Starting from September 2020, Quartz Studio’s exhibition program will feature Henri Chopin (Paris, France, 1922 – Norfolk, UK, 2008) curated by Eva Brioschi; Gernot Wieland (Vienna, Austria, 1968) curated by Zasha Colah; Lihi Tujerman (Tel Aviv, Israel, 1985) curated by Noam Segal; Giovanni Kronenberg (Milan, Italy, 1974); Martina Steckholzer (Vipiteno, Italy, 1974) curated by Lisa Parola and Alice Channel (Oxford, UK, 1977). Quartz Studio is reinventing itself, announcing the creation of a new formula for engaging and collaborating with different figures (curators, art historians, educators, etc.), who have expressed and demonstrated shared intentions in respect to a specific project. Maintaining its nature as a small, independent studio, acting by site-specific projects that can be seen by everybody through its street-facing display window, the space expresses its identity and branches into a series of relationships activated through the exhibition program.
Quartz would like to thank all the artists hosted so far, Allora & Calzadilla, Salvatore Arancio, Maurizio Camerani, Sara Enrico, Giuseppe Gabellone, Ryan Gander, Liam Gillick, Isa Melsheimer, Jonathan Monk, Maurizio Nannucci, Jorge Macchi, Adrien Missika, Riccardo Previdi, Andrea Respino, Astrid Svangren, Ola Vasiljeva, Yarisal & Kublitz, and Athena Vida aka Gitte Shafer, the Fondazione Sardi per l’Arte and Lisa Parola for supporting its work in 2018, and all those who have given and continue to give their contribution in various ways to increase the visibility of the space and the communication of its contents, including Elisa Barbero, Veronica Barisan, Eva Brioschi, Franz Bernardelli, Zasha Colah, Gianluigi Ricuperati, Maria Teresa Roberto, Marco Scotti, Noam Segal and Nina Wöhlk.

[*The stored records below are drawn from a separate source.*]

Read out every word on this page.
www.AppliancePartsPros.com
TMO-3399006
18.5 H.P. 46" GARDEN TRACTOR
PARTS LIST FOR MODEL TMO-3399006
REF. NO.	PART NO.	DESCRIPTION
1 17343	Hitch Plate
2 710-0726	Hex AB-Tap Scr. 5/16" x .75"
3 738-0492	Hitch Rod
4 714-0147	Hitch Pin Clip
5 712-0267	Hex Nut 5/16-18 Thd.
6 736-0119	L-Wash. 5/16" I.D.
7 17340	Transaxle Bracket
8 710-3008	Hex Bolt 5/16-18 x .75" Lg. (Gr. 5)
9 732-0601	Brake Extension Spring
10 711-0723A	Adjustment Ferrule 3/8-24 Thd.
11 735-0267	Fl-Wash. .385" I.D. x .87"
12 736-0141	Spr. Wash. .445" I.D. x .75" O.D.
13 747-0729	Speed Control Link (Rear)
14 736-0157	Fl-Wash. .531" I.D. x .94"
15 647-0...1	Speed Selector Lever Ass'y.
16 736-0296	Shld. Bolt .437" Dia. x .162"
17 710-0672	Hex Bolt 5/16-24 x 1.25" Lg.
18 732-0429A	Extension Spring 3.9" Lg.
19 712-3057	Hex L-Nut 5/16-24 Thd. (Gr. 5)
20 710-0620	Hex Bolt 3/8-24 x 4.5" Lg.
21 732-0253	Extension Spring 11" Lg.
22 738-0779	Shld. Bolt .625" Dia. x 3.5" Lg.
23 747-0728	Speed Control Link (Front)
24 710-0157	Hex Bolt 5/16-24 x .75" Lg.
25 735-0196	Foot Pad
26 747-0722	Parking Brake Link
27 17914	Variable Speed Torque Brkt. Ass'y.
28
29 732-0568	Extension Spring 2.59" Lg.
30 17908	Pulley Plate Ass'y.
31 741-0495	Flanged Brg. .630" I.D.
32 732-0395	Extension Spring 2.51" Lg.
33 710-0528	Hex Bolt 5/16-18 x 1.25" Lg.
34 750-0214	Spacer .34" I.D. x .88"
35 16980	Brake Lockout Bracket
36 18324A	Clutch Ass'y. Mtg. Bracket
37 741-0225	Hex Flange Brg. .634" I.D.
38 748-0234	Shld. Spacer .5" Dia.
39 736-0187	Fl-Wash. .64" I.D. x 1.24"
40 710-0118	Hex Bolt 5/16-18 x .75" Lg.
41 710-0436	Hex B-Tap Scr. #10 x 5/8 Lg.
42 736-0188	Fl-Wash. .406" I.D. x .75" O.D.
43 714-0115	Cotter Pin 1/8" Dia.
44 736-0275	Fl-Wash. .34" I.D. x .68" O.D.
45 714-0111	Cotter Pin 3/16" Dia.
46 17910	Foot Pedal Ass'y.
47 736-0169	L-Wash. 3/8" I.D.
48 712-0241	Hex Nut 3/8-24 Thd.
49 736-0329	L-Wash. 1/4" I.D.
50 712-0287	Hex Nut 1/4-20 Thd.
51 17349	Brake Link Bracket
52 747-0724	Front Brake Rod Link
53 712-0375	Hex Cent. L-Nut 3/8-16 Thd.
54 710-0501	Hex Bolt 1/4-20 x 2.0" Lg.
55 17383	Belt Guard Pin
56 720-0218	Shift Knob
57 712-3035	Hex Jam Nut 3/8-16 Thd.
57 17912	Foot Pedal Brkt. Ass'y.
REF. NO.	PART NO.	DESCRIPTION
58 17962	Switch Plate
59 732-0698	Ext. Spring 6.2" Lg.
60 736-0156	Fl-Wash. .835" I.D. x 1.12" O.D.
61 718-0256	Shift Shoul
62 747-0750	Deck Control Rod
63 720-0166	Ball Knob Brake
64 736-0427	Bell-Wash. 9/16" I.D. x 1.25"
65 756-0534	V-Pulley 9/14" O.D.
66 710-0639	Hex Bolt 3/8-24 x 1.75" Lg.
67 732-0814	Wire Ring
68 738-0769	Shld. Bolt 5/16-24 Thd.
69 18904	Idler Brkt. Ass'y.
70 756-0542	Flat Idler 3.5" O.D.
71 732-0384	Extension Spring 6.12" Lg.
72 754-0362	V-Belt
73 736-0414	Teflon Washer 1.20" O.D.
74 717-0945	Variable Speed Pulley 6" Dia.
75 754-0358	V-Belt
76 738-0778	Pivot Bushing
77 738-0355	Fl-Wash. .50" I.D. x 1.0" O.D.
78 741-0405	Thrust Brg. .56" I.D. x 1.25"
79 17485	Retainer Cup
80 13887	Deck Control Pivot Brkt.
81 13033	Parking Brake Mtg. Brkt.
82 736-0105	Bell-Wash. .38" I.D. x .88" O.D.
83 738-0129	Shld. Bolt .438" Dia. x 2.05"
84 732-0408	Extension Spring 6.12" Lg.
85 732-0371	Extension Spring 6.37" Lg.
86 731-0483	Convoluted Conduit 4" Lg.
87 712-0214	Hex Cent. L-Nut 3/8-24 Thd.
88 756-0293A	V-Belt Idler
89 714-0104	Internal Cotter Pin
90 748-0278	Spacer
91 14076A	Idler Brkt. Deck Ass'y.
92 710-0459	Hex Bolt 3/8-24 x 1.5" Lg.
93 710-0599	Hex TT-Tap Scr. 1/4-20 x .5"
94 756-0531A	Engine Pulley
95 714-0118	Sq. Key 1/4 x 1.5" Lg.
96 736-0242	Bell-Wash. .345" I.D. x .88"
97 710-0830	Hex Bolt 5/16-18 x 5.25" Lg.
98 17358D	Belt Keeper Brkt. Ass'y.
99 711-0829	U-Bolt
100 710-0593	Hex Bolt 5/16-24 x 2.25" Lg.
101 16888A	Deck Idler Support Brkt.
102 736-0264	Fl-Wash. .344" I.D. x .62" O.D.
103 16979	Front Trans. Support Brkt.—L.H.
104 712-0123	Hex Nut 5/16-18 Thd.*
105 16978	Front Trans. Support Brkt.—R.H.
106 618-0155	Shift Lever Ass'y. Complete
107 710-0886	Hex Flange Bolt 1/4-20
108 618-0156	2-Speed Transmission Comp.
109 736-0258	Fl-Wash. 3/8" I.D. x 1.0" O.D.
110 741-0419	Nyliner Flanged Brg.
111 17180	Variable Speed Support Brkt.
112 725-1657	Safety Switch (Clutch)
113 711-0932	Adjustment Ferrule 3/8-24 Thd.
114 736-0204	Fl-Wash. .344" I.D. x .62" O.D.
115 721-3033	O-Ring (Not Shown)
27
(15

Jonathan Monk (Leicester, UK, 1969) lives and works in Berlin. Monk received a BFA from Glasgow School of Art in 1991. Solo exhibitions of his work have been organized by Centre for Contemporary Arts in Glasgow (1992 and 1994), Centre d’Art Contemporain in Neuchatel (1997), Museum Kunst Palast in Dusseldorf (2003), Institute of Contemporary Art in London (2005), Kunstverein Hannover (2006), Palais de Tokyo + Musée d’Art Moderne in Paris (2008), and Artpace in San Antonio (2009). His work has also been included in group exhibitions such as Taipei Biennial (2000), Berlin Biennale (2001), Venice Biennale (2003), Whitney Biennial (2006), Prague Biennale (2007), and Panama Biennial (2008). Jonathan Monk is represented by Casey Kaplan, New York (USA); Lisson Gallery, London (UK); Nicolai Wallner, Copenhagen (Denmark); Meyer Riegger, Karlsruhe/Berlin (Germany); Dvir Gallery, Tel Aviv (Israel); Massimo Minini, Brescia (Italy).